Most females and young ones live in Carolina bays and surrounding wetlands. They like fresh water but may move to saline water. However, they cannot withstand salty water as they have non-functional salt glands on the tongue. In North Central Florida, studies revealed that male alligators mainly thrive in open lakes during spring. Their female counterparts prefer dwelling in swamps and open waters during spring. During summer, male alligators prefer open water while females opt for swamps in order to construct nests to lay eggs in. During winter, both male and females will hibernate in banks or tree clumps. American alligators thrive well even under cold conditions. They are active even under temperatures of seven degrees Celsius. The alligators are well equipped to deal with cooler conditions, thus, they have spread further north from the equator.
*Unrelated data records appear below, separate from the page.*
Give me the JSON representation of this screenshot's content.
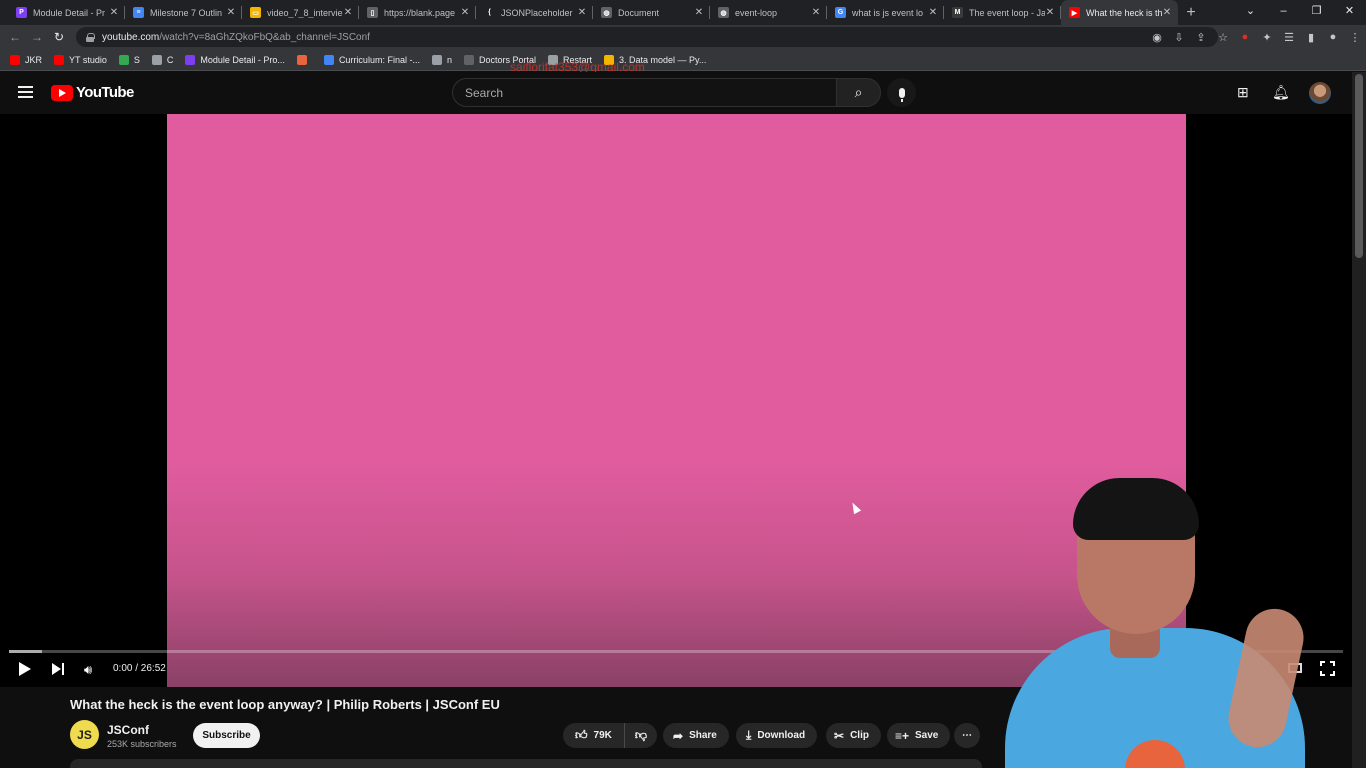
{
  "browser": {
    "tabs": [
      {
        "title": "Module Detail - Pr",
        "favicon_color": "#7e3ff2",
        "favicon_glyph": "P"
      },
      {
        "title": "Milestone 7 Outlin",
        "favicon_color": "#4285f4",
        "favicon_glyph": "≡"
      },
      {
        "title": "video_7_8_intervie",
        "favicon_color": "#f4b400",
        "favicon_glyph": "▭"
      },
      {
        "title": "https://blank.page",
        "favicon_color": "#5f6368",
        "favicon_glyph": "▯"
      },
      {
        "title": "JSONPlaceholder",
        "favicon_color": "#202124",
        "favicon_glyph": "{"
      },
      {
        "title": "Document",
        "favicon_color": "#5f6368",
        "favicon_glyph": "◍"
      },
      {
        "title": "event-loop",
        "favicon_color": "#5f6368",
        "favicon_glyph": "◍"
      },
      {
        "title": "what is js event lo",
        "favicon_color": "#4285f4",
        "favicon_glyph": "G"
      },
      {
        "title": "The event loop - Ja",
        "favicon_color": "#3a3a3a",
        "favicon_glyph": "M"
      },
      {
        "title": "What the heck is th",
        "favicon_color": "#ff0000",
        "favicon_glyph": "▶",
        "active": true
      }
    ],
    "new_tab_glyph": "+",
    "window_controls": {
      "dropdown": "⌄",
      "minimize": "–",
      "restore": "❐",
      "close": "✕"
    },
    "url_host": "youtube.com",
    "url_rest": "/watch?v=8aGhZQkoFbQ&ab_channel=JSConf",
    "bookmarks": [
      {
        "label": "JKR",
        "color": "#ff0000"
      },
      {
        "label": "YT studio",
        "color": "#ff0000"
      },
      {
        "label": "S",
        "color": "#34a853"
      },
      {
        "label": "C",
        "color": "#9aa0a6"
      },
      {
        "label": "Module Detail - Pro...",
        "color": "#7e3ff2"
      },
      {
        "label": "",
        "color": "#e8643c"
      },
      {
        "label": "Curriculum: Final -...",
        "color": "#4285f4"
      },
      {
        "label": "n",
        "color": "#9aa0a6"
      },
      {
        "label": "Doctors Portal",
        "color": "#5f6368"
      },
      {
        "label": "Restart",
        "color": "#9aa0a6"
      },
      {
        "label": "3. Data model — Py...",
        "color": "#f4b400"
      }
    ],
    "overlay_email": "saiflorifat353@gmail.com"
  },
  "youtube": {
    "logo_text": "YouTube",
    "search_placeholder": "Search",
    "player": {
      "current_time": "0:00",
      "duration": "26:52",
      "time_display": "0:00 / 26:52",
      "progress_fraction": 0.0,
      "video_bg_color": "#e05c9e"
    },
    "video": {
      "title": "What the heck is the event loop anyway? | Philip Roberts | JSConf EU",
      "channel_name": "JSConf",
      "channel_avatar_text": "JS",
      "subscribers": "253K subscribers",
      "subscribe_label": "Subscribe",
      "likes": "79K",
      "share_label": "Share",
      "download_label": "Download",
      "clip_label": "Clip",
      "save_label": "Save",
      "more_glyph": "⋯"
    }
  }
}
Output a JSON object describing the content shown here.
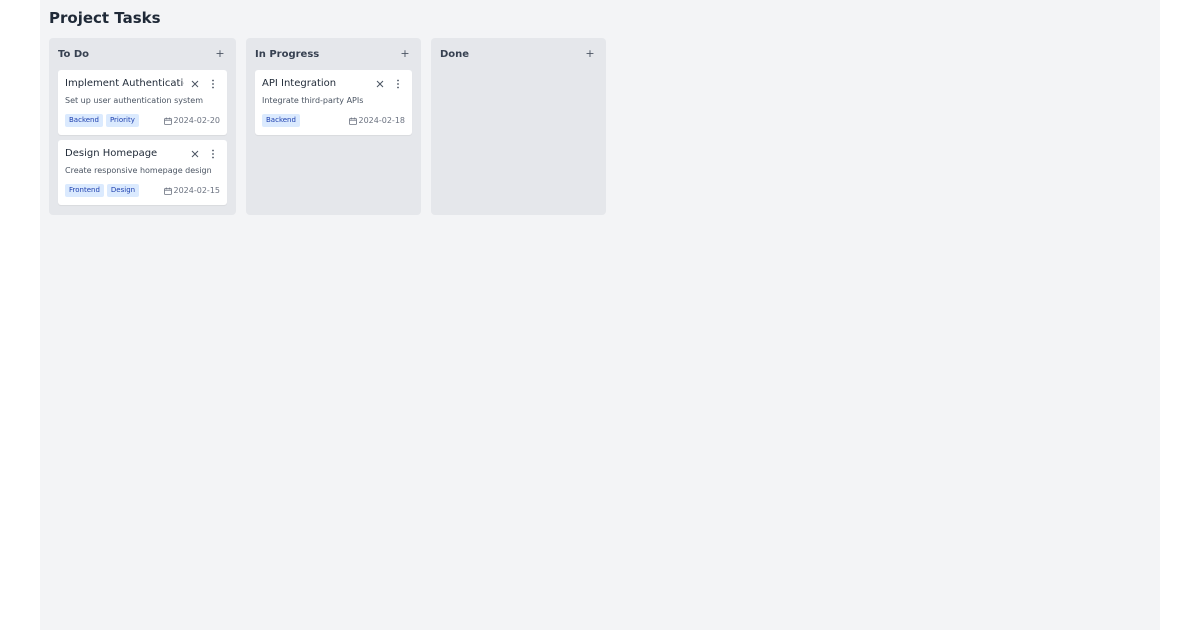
{
  "page": {
    "title": "Project Tasks"
  },
  "columns": [
    {
      "title": "To Do",
      "add_label": "+",
      "cards": [
        {
          "title": "Implement Authentication",
          "description": "Set up user authentication system",
          "tags": [
            "Backend",
            "Priority"
          ],
          "due": "2024-02-20",
          "close_icon": "close-icon",
          "menu_icon": "more-vertical-icon"
        },
        {
          "title": "Design Homepage",
          "description": "Create responsive homepage design",
          "tags": [
            "Frontend",
            "Design"
          ],
          "due": "2024-02-15",
          "close_icon": "close-icon",
          "menu_icon": "more-vertical-icon"
        }
      ]
    },
    {
      "title": "In Progress",
      "add_label": "+",
      "cards": [
        {
          "title": "API Integration",
          "description": "Integrate third-party APIs",
          "tags": [
            "Backend"
          ],
          "due": "2024-02-18",
          "close_icon": "close-icon",
          "menu_icon": "more-vertical-icon"
        }
      ]
    },
    {
      "title": "Done",
      "add_label": "+",
      "cards": []
    }
  ],
  "colors": {
    "board_bg": "#f3f4f6",
    "column_bg": "#e5e7eb",
    "card_bg": "#ffffff",
    "tag_bg": "#dbeafe",
    "tag_text": "#1e40af",
    "title_text": "#1f2937"
  },
  "icons": {
    "add": "plus-icon",
    "due": "calendar-icon"
  }
}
American alligators breed in spring. During this season, the alligators come together for courtship and mating. Females make nests composed of leaves, sticks, vegetation, and mud. Females lay twenty to fifty eggs and cover them with vegetation in order to provide warmth to the eggs. Sex development in alligators depends on temperature. Males develop at a temperature 34 degrees Celsius or more, while females develop at temperature 30 degrees Celsius or lower.
American alligators turn wetlands to small holes that hold water for dry seasons. These holes serve as homes for other water animals as well. Water animals escape drought by hibernating in alligator holes. Alligators also control perennial vegetation in wetlands. They achieve this by feeding on small animals like coypu, which can clear marshy vegetation.